Choking for a rat is very different than humans. Their throat anatomy makes it difficult to block the airway completely, although an obstruction is possible. They also cannot vomit. So when a rat chokes (often times on something like bread or peanut butter) the main things you will see is a gaging action where they bring their chin down towards their throat and flatten their ears. They can also produce a lot of drool. Their chin can get wet, and they may wipe their mouth on surfaces as well.
It can be terrifying to see, and a rat caretaker may think their rat is dying. Years ago, I witnessed my first choking episode and I rushed my rat to the ER. But by the time I got her there, she seemed fine. The doctor did a brief exam, said she looked good, and could not explain what had happened since they did not see it themselves. I couldn't understand since just 30 minutes ago she looked so awful. Other pet owners may also bring in their pet in a similar panic, or call the hospital wondering what is wrong and what to do.
If the rat is able to breath, the best thing is to leave them alone. I know it is tough, but staying calm is really important since it helps the rat stay calm as well. Usually, the rat can remedy it themselves within 30 minutes, although it can take up to a few hours. The longer the rat struggles to clear their throat, the more exhausted they become. This morning, my rat took about 20 minutes to clear her throat which was marked by a long string of phleum. I picked her up, cleaned up the mess, and then let her recover on my hand for a few moments. I knew all was okay when she started to give my fingers kisses. I think it took her sister longer to recover from all her worry!
I stayed home a couple more hours to keep my eye on her, but it was as if nothing ever happened. I fed her some almond yogurt and she ate it up with zest! Although I've had 20 rats in my life so far, I have only experienced choking with three of them. I have no idea if or how often I miss other choking episodes, but it doesn’t seem to be too common.

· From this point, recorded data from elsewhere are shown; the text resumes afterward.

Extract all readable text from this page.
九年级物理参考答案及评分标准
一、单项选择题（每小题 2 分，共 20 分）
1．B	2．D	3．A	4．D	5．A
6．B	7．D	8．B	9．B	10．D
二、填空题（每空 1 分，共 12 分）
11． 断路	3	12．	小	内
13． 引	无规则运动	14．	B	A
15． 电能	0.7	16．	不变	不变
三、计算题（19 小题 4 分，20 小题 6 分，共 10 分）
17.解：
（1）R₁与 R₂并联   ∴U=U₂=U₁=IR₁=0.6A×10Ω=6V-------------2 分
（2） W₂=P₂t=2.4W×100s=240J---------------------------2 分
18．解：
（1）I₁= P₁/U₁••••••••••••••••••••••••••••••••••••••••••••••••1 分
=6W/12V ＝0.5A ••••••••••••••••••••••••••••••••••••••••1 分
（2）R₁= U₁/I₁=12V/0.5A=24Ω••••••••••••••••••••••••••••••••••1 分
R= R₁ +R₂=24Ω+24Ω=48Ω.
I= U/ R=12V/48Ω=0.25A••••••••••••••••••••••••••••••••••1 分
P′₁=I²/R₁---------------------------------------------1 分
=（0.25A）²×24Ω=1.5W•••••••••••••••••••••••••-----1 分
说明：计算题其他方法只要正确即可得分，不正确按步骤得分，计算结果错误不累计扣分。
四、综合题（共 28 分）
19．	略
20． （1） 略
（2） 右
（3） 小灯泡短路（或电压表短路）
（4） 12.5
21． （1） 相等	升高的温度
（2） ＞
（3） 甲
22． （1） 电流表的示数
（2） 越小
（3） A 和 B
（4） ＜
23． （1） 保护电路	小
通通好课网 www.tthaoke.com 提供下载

This condition is hard for a veterinary professional to witness and diagnose, since often the situation is resolved before the rat can be seen. But there are occasions when veterinary interference is needed. If a rat is not getting enough oxygen due to an obstruction, you may see blue lips, paws, or arms, or their temperature may drop. If the rat is unable to breath, quick action is needed. It’s always a good idea to freshen up on rat specific first aid for emergency situations.
I am so happy that my rat recovered quickly and is doing well. I wanted to share this experience so the veterinary community can be aware of choking in rats, since it’s not widely known. Witnessing a choking episode is very scary for the caretaker, even for one who has experienced it before! Knowing the signs of choking can be incredibly helpful to veterinary professionals and to those who have the privilege of taking care of companion rats. Understanding what is happening allows the process to resolve faster and lessen the stress of the rat. Then, more time can be spent having rat parties and cuddling with these incredible smart and social animals.